Programming Language: C, C++, Java with Big Data, Python, UNIX shell scripts, Ansible,Java,Javascript, Json
Environment: SQL Server 2000/2005 Enterprise Edition Advanced Windows 2003 Server, Erwin, SQL RedGate, SQL Backup, and Dell Power Edge 8450.
Certifications: Splunk Power User & Admin Certified.
Education: Bachelor's in Computer Science from P.Indra Reddy Memorial Engineering College affiliated with JNTUH in 2008
Professional Experience:
Merck, Irving, TX Mar’18 to Present
Sr.
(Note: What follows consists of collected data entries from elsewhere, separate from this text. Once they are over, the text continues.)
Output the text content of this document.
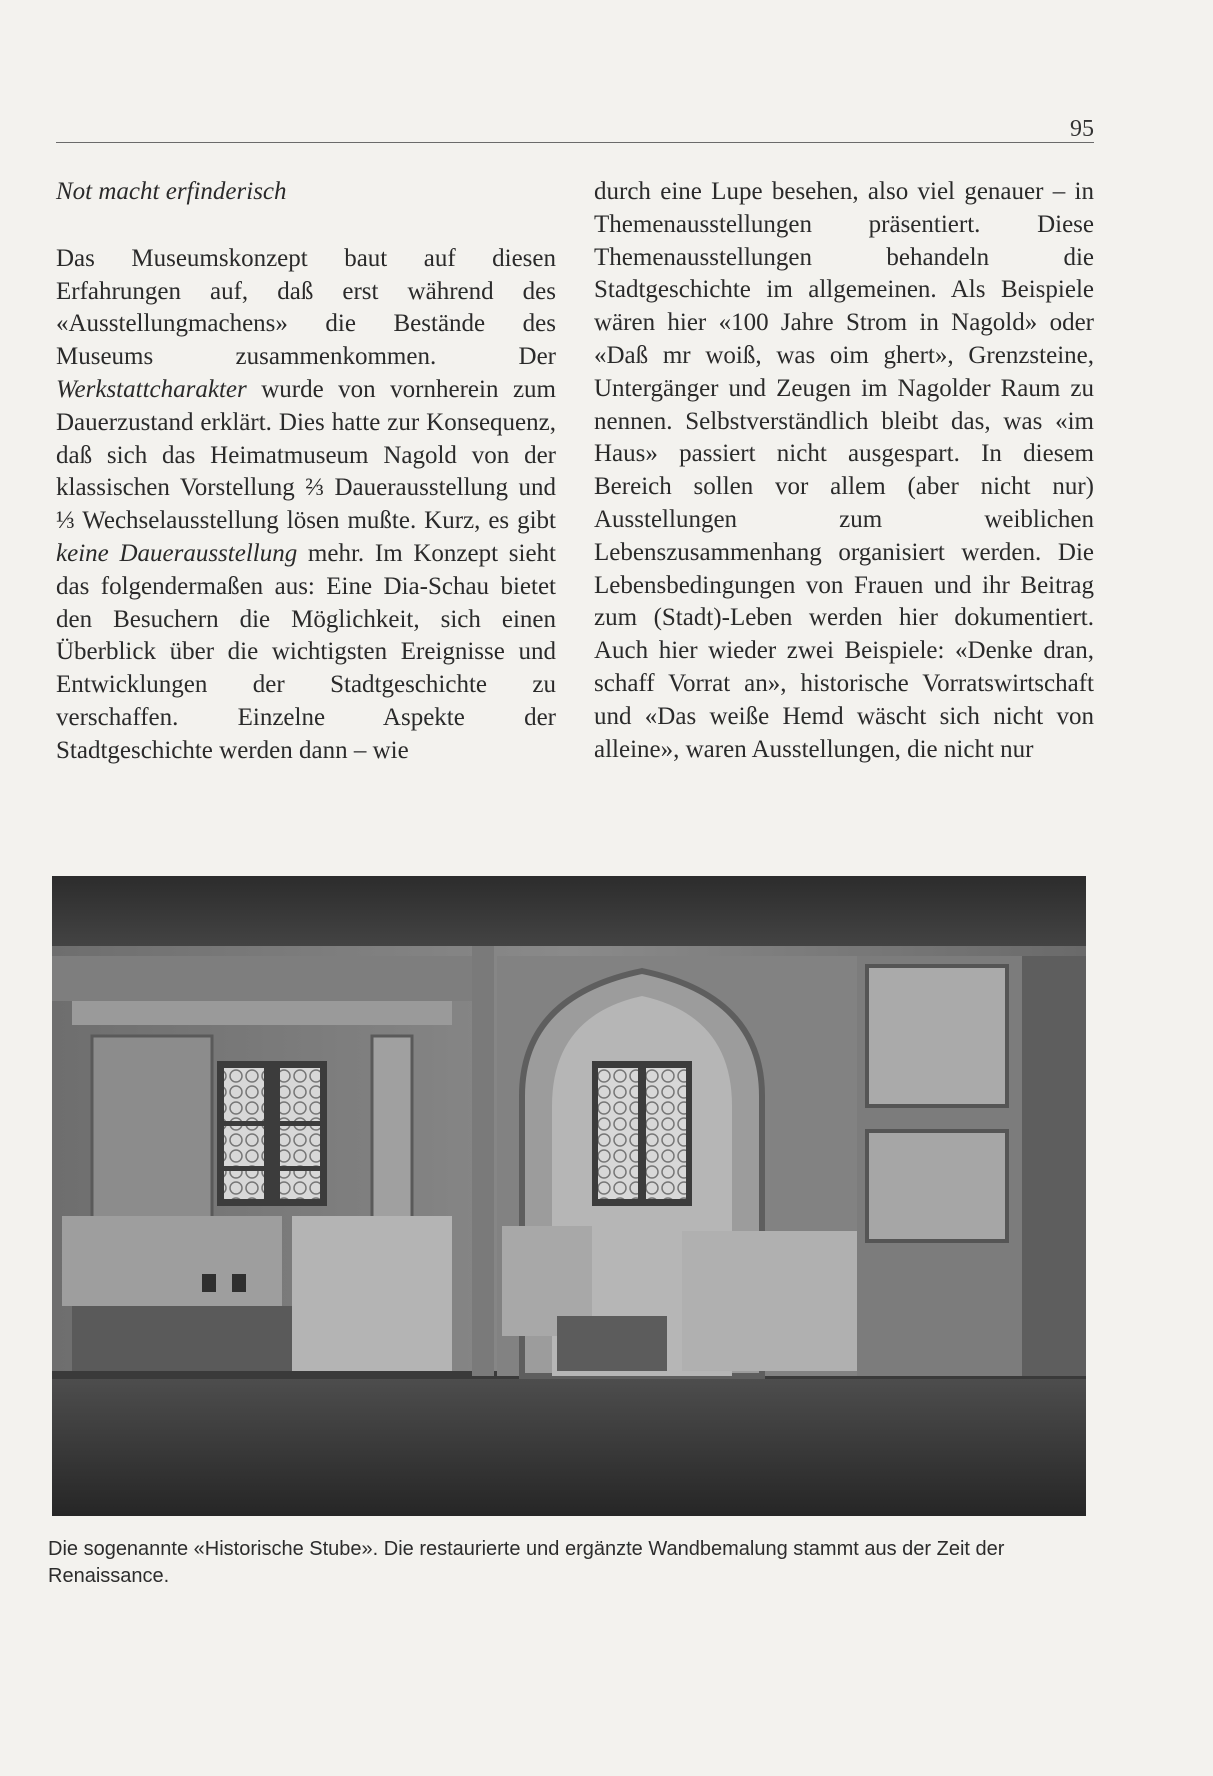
95

Not macht erfinderisch

Das Museumskonzept baut auf diesen Erfahrungen auf, daß erst während des «Ausstellungmachens» die Bestände des Museums zusammenkommen. Der Werkstattcharakter wurde von vornherein zum Dauerzustand erklärt. Dies hatte zur Konsequenz, daß sich das Heimatmuseum Nagold von der klassischen Vorstellung ⅔ Dauerausstellung und ⅓ Wechselausstellung lösen mußte. Kurz, es gibt keine Dauerausstellung mehr. Im Konzept sieht das folgendermaßen aus: Eine Dia-Schau bietet den Besuchern die Möglichkeit, sich einen Überblick über die wichtigsten Ereignisse und Entwicklungen der Stadtgeschichte zu verschaffen. Einzelne Aspekte der Stadtgeschichte werden dann – wie

durch eine Lupe besehen, also viel genauer – in Themenausstellungen präsentiert. Diese Themenausstellungen behandeln die Stadtgeschichte im allgemeinen. Als Beispiele wären hier «100 Jahre Strom in Nagold» oder «Daß mr woiß, was oim ghert», Grenzsteine, Untergänger und Zeugen im Nagolder Raum zu nennen. Selbstverständlich bleibt das, was «im Haus» passiert nicht ausgespart. In diesem Bereich sollen vor allem (aber nicht nur) Ausstellungen zum weiblichen Lebenszusammenhang organisiert werden. Die Lebensbedingungen von Frauen und ihr Beitrag zum (Stadt)-Leben werden hier dokumentiert. Auch hier wieder zwei Beispiele: «Denke dran, schaff Vorrat an», historische Vorratswirtschaft und «Das weiße Hemd wäscht sich nicht von alleine», waren Ausstellungen, die nicht nur

Die sogenannte «Historische Stube». Die restaurierte und ergänzte Wandbemalung stammt aus der Zeit der Renaissance.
Splunk Engineer / Admin
Responsibilities :
Designed Splunk Enterprise 6.5 and 7.0,7.1 infrastructure to provide high availability by configuring clusters across two different data centers.
Create documentation on build, deployment, and sustainment processes and procedures for application use in cloud capable datacenter
Installed, Configured, Maintained, Tuned and Supported Splunk Enterprise server7.x/6.x/5.x.
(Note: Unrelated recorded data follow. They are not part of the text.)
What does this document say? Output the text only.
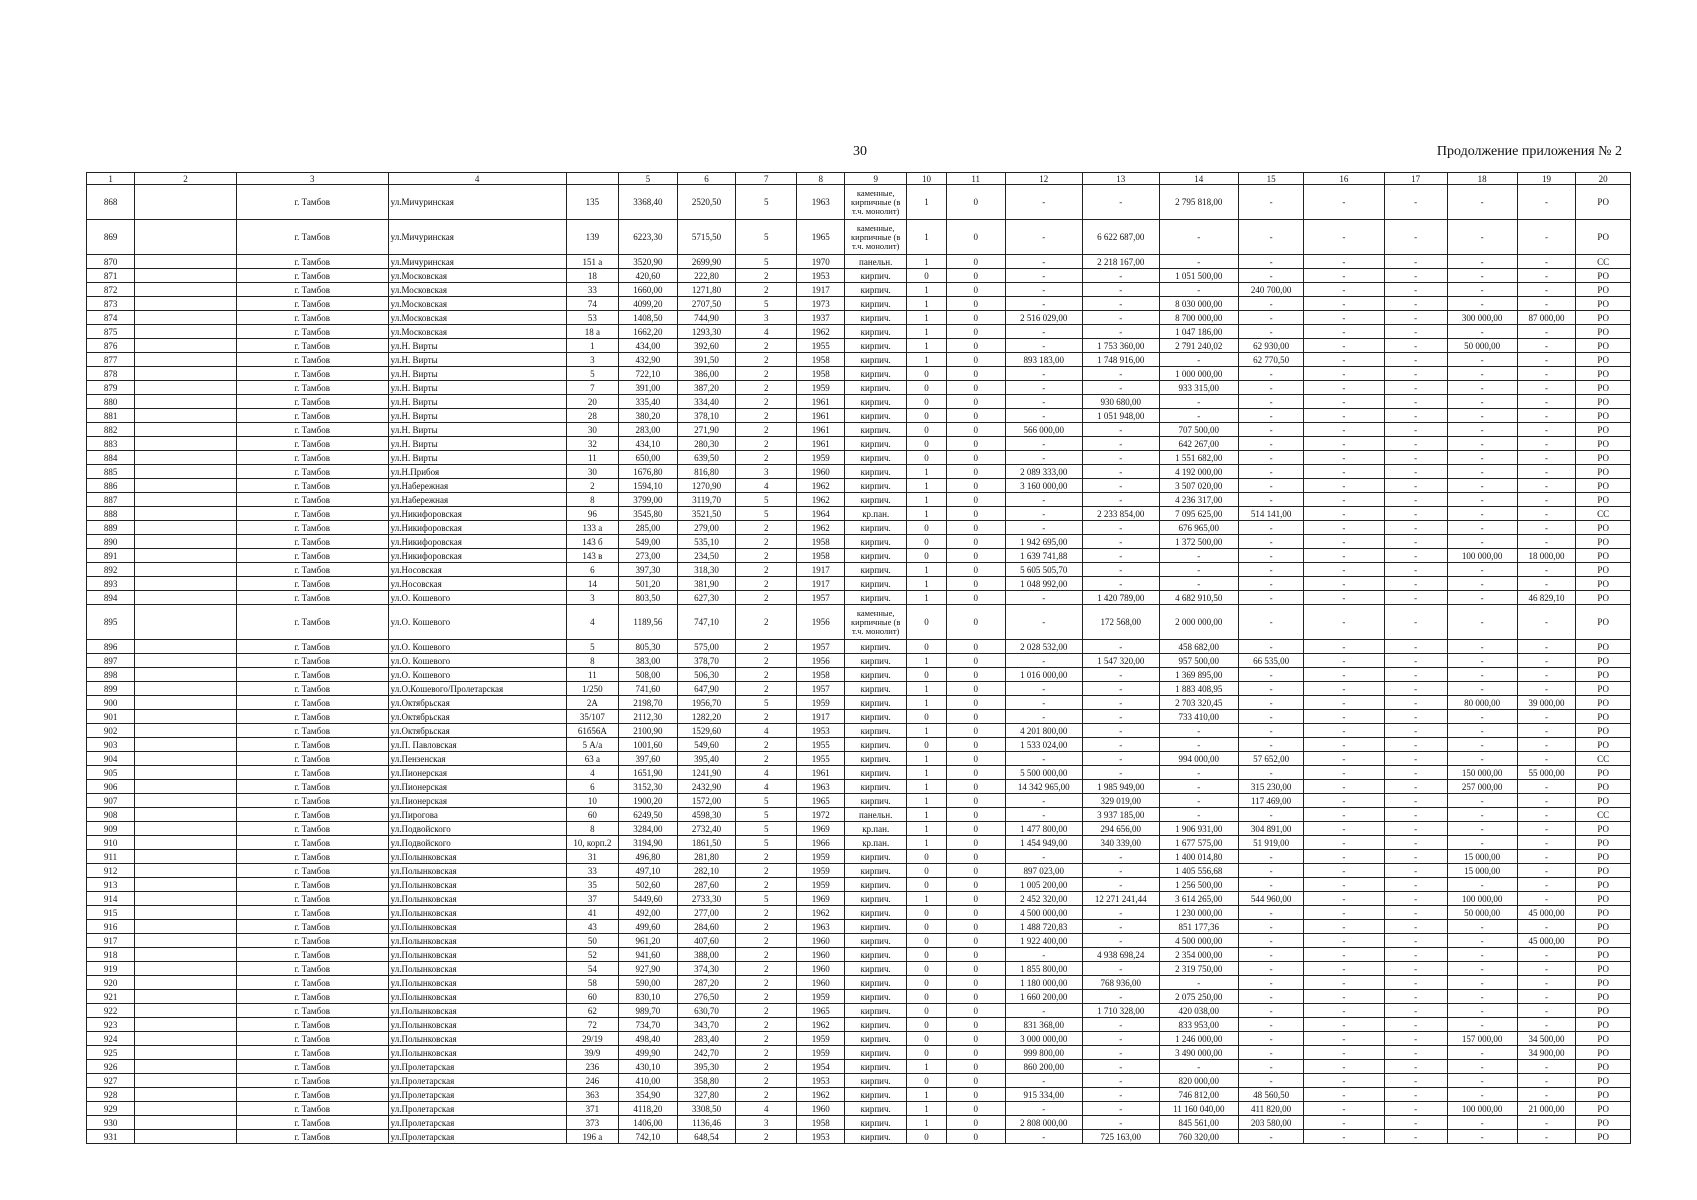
30	Продолжение приложения № 2
1	2	3	4		5	6	7	8	9	10	11	12	13	14	15	16	17	18	19	20
868		г. Тамбов	ул.Мичуринская	135	3368,40	2520,50	5	1963	каменные, кирпичные (в т.ч. монолит)	1	0	-	-	2 795 818,00	-	-	-	-	-	РО
869		г. Тамбов	ул.Мичуринская	139	6223,30	5715,50	5	1965	каменные, кирпичные (в т.ч. монолит)	1	0	-	6 622 687,00	-	-	-	-	-	-	РО
870		г. Тамбов	ул.Мичуринская	151 а	3520,90	2699,90	5	1970	панельн.	1	0	-	2 218 167,00	-	-	-	-	-	-	СС
871		г. Тамбов	ул.Московская	18	420,60	222,80	2	1953	кирпич.	0	0	-	-	1 051 500,00	-	-	-	-	-	РО
872		г. Тамбов	ул.Московская	33	1660,00	1271,80	2	1917	кирпич.	1	0	-	-	-	240 700,00	-	-	-	-	РО
873		г. Тамбов	ул.Московская	74	4099,20	2707,50	5	1973	кирпич.	1	0	-	-	8 030 000,00	-	-	-	-	-	РО
874		г. Тамбов	ул.Московская	53	1408,50	744,90	3	1937	кирпич.	1	0	2 516 029,00	-	8 700 000,00	-	-	-	300 000,00	87 000,00	РО
875		г. Тамбов	ул.Московская	18 а	1662,20	1293,30	4	1962	кирпич.	1	0	-	-	1 047 186,00	-	-	-	-	-	РО
876		г. Тамбов	ул.Н. Вирты	1	434,00	392,60	2	1955	кирпич.	1	0	-	1 753 360,00	2 791 240,02	62 930,00	-	-	50 000,00	-	РО
877		г. Тамбов	ул.Н. Вирты	3	432,90	391,50	2	1958	кирпич.	1	0	893 183,00	1 748 916,00	-	62 770,50	-	-	-	-	РО
878		г. Тамбов	ул.Н. Вирты	5	722,10	386,00	2	1958	кирпич.	0	0	-	-	1 000 000,00	-	-	-	-	-	РО
879		г. Тамбов	ул.Н. Вирты	7	391,00	387,20	2	1959	кирпич.	0	0	-	-	933 315,00	-	-	-	-	-	РО
880		г. Тамбов	ул.Н. Вирты	20	335,40	334,40	2	1961	кирпич.	0	0	-	930 680,00	-	-	-	-	-	-	РО
881		г. Тамбов	ул.Н. Вирты	28	380,20	378,10	2	1961	кирпич.	0	0	-	1 051 948,00	-	-	-	-	-	-	РО
882		г. Тамбов	ул.Н. Вирты	30	283,00	271,90	2	1961	кирпич.	0	0	566 000,00	-	707 500,00	-	-	-	-	-	РО
883		г. Тамбов	ул.Н. Вирты	32	434,10	280,30	2	1961	кирпич.	0	0	-	-	642 267,00	-	-	-	-	-	РО
884		г. Тамбов	ул.Н. Вирты	11	650,00	639,50	2	1959	кирпич.	0	0	-	-	1 551 682,00	-	-	-	-	-	РО
885		г. Тамбов	ул.Н.Прибоя	30	1676,80	816,80	3	1960	кирпич.	1	0	2 089 333,00	-	4 192 000,00	-	-	-	-	-	РО
886		г. Тамбов	ул.Набережная	2	1594,10	1270,90	4	1962	кирпич.	1	0	3 160 000,00	-	3 507 020,00	-	-	-	-	-	РО
887		г. Тамбов	ул.Набережная	8	3799,00	3119,70	5	1962	кирпич.	1	0	-	-	4 236 317,00	-	-	-	-	-	РО
888		г. Тамбов	ул.Никифоровская	96	3545,80	3521,50	5	1964	кр.пан.	1	0	-	2 233 854,00	7 095 625,00	514 141,00	-	-	-	-	СС
889		г. Тамбов	ул.Никифоровская	133 а	285,00	279,00	2	1962	кирпич.	0	0	-	-	676 965,00	-	-	-	-	-	РО
890		г. Тамбов	ул.Никифоровская	143 б	549,00	535,10	2	1958	кирпич.	0	0	1 942 695,00	-	1 372 500,00	-	-	-	-	-	РО
891		г. Тамбов	ул.Никифоровская	143 в	273,00	234,50	2	1958	кирпич.	0	0	1 639 741,88	-	-	-	-	-	100 000,00	18 000,00	РО
892		г. Тамбов	ул.Носовская	6	397,30	318,30	2	1917	кирпич.	1	0	5 605 505,70	-	-	-	-	-	-	-	РО
893		г. Тамбов	ул.Носовская	14	501,20	381,90	2	1917	кирпич.	1	0	1 048 992,00	-	-	-	-	-	-	-	РО
894		г. Тамбов	ул.О. Кошевого	3	803,50	627,30	2	1957	кирпич.	1	0	-	1 420 789,00	4 682 910,50	-	-	-	-	46 829,10	РО
895		г. Тамбов	ул.О. Кошевого	4	1189,56	747,10	2	1956	каменные, кирпичные (в т.ч. монолит)	0	0	-	172 568,00	2 000 000,00	-	-	-	-	-	РО
896		г. Тамбов	ул.О. Кошевого	5	805,30	575,00	2	1957	кирпич.	0	0	2 028 532,00	-	458 682,00	-	-	-	-	-	РО
897		г. Тамбов	ул.О. Кошевого	8	383,00	378,70	2	1956	кирпич.	1	0	-	1 547 320,00	957 500,00	66 535,00	-	-	-	-	РО
898		г. Тамбов	ул.О. Кошевого	11	508,00	506,30	2	1958	кирпич.	0	0	1 016 000,00	-	1 369 895,00	-	-	-	-	-	РО
899		г. Тамбов	ул.О.Кошевого/Пролетарская	1/250	741,60	647,90	2	1957	кирпич.	1	0	-	-	1 883 408,95	-	-	-	-	-	РО
900		г. Тамбов	ул.Октябрьская	2А	2198,70	1956,70	5	1959	кирпич.	1	0	-	-	2 703 320,45	-	-	-	80 000,00	39 000,00	РО
901		г. Тамбов	ул.Октябрьская	35/107	2112,30	1282,20	2	1917	кирпич.	0	0	-	-	733 410,00	-	-	-	-	-	РО
902		г. Тамбов	ул.Октябрьская	61б56А	2100,90	1529,60	4	1953	кирпич.	1	0	4 201 800,00	-	-	-	-	-	-	-	РО
903		г. Тамбов	ул.П. Павловская	5 А/а	1001,60	549,60	2	1955	кирпич.	0	0	1 533 024,00	-	-	-	-	-	-	-	РО
904		г. Тамбов	ул.Пензенская	63 а	397,60	395,40	2	1955	кирпич.	1	0	-	-	994 000,00	57 652,00	-	-	-	-	СС
905		г. Тамбов	ул.Пионерская	4	1651,90	1241,90	4	1961	кирпич.	1	0	5 500 000,00	-	-	-	-	-	150 000,00	55 000,00	РО
906		г. Тамбов	ул.Пионерская	6	3152,30	2432,90	4	1963	кирпич.	1	0	14 342 965,00	1 985 949,00	-	315 230,00	-	-	257 000,00	-	РО
907		г. Тамбов	ул.Пионерская	10	1900,20	1572,00	5	1965	кирпич.	1	0	-	329 019,00	-	117 469,00	-	-	-	-	РО
908		г. Тамбов	ул.Пирогова	60	6249,50	4598,30	5	1972	панельн.	1	0	-	3 937 185,00	-	-	-	-	-	-	СС
909		г. Тамбов	ул.Подвойского	8	3284,00	2732,40	5	1969	кр.пан.	1	0	1 477 800,00	294 656,00	1 906 931,00	304 891,00	-	-	-	-	РО
910		г. Тамбов	ул.Подвойского	10, корп.2	3194,90	1861,50	5	1966	кр.пан.	1	0	1 454 949,00	340 339,00	1 677 575,00	51 919,00	-	-	-	-	РО
911		г. Тамбов	ул.Полынковская	31	496,80	281,80	2	1959	кирпич.	0	0	-	-	1 400 014,80	-	-	-	15 000,00	-	РО
912		г. Тамбов	ул.Полынковская	33	497,10	282,10	2	1959	кирпич.	0	0	897 023,00	-	1 405 556,68	-	-	-	15 000,00	-	РО
913		г. Тамбов	ул.Полынковская	35	502,60	287,60	2	1959	кирпич.	0	0	1 005 200,00	-	1 256 500,00	-	-	-	-	-	РО
914		г. Тамбов	ул.Полынковская	37	5449,60	2733,30	5	1969	кирпич.	1	0	2 452 320,00	12 271 241,44	3 614 265,00	544 960,00	-	-	100 000,00	-	РО
915		г. Тамбов	ул.Полынковская	41	492,00	277,00	2	1962	кирпич.	0	0	4 500 000,00	-	1 230 000,00	-	-	-	50 000,00	45 000,00	РО
916		г. Тамбов	ул.Полынковская	43	499,60	284,60	2	1963	кирпич.	0	0	1 488 720,83	-	851 177,36	-	-	-	-	-	РО
917		г. Тамбов	ул.Полынковская	50	961,20	407,60	2	1960	кирпич.	0	0	1 922 400,00	-	4 500 000,00	-	-	-	-	45 000,00	РО
918		г. Тамбов	ул.Полынковская	52	941,60	388,00	2	1960	кирпич.	0	0	-	4 938 698,24	2 354 000,00	-	-	-	-	-	РО
919		г. Тамбов	ул.Полынковская	54	927,90	374,30	2	1960	кирпич.	0	0	1 855 800,00	-	2 319 750,00	-	-	-	-	-	РО
920		г. Тамбов	ул.Полынковская	58	590,00	287,20	2	1960	кирпич.	0	0	1 180 000,00	768 936,00	-	-	-	-	-	-	РО
921		г. Тамбов	ул.Полынковская	60	830,10	276,50	2	1959	кирпич.	0	0	1 660 200,00	-	2 075 250,00	-	-	-	-	-	РО
922		г. Тамбов	ул.Полынковская	62	989,70	630,70	2	1965	кирпич.	0	0	-	1 710 328,00	420 038,00	-	-	-	-	-	РО
923		г. Тамбов	ул.Полынковская	72	734,70	343,70	2	1962	кирпич.	0	0	831 368,00	-	833 953,00	-	-	-	-	-	РО
924		г. Тамбов	ул.Полынковская	29/19	498,40	283,40	2	1959	кирпич.	0	0	3 000 000,00	-	1 246 000,00	-	-	-	157 000,00	34 500,00	РО
925		г. Тамбов	ул.Полынковская	39/9	499,90	242,70	2	1959	кирпич.	0	0	999 800,00	-	3 490 000,00	-	-	-	-	34 900,00	РО
926		г. Тамбов	ул.Пролетарская	236	430,10	395,30	2	1954	кирпич.	1	0	860 200,00	-	-	-	-	-	-	-	РО
927		г. Тамбов	ул.Пролетарская	246	410,00	358,80	2	1953	кирпич.	0	0	-	-	820 000,00	-	-	-	-	-	РО
928		г. Тамбов	ул.Пролетарская	363	354,90	327,80	2	1962	кирпич.	1	0	915 334,00	-	746 812,00	48 560,50	-	-	-	-	РО
929		г. Тамбов	ул.Пролетарская	371	4118,20	3308,50	4	1960	кирпич.	1	0	-	-	11 160 040,00	411 820,00	-	-	100 000,00	21 000,00	РО
930		г. Тамбов	ул.Пролетарская	373	1406,00	1136,46	3	1958	кирпич.	1	0	2 808 000,00	-	845 561,00	203 580,00	-	-	-	-	РО
931		г. Тамбов	ул.Пролетарская	196 а	742,10	648,54	2	1953	кирпич.	0	0	-	725 163,00	760 320,00	-	-	-	-	-	РО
Architect and Implement Splunk arrangements in exceptionally accessible, repetitive, conveyed figuring situations.
Performed Field Extractions and Transformations using the RegEx in Splunk.
Designed the large scale job scheduling mechanism for mortgage underwriting operation teams
Monitor and support services with a variety of services such as Splunk (ES, UBA, ITSI & ITOA), SCOM & OMS 2016, SCCM, AppDynamics, ExtraHop and other proprietary systems
Expert knowledge on Security Information and Event Management Platforms (SIEM) – specifically SPLUNK
Responsible for Installing, configured and administered Splunk Enterprise on Linux and Windows servers.
Supported the upgradation of Splunk Enterprise server and Splunk Universal Forwarder from 6.5 to 6.6.
Installation and implementation of the Splunk App for Enterprise Security and documented best practices for the installation and performed knowledge transfer on the process.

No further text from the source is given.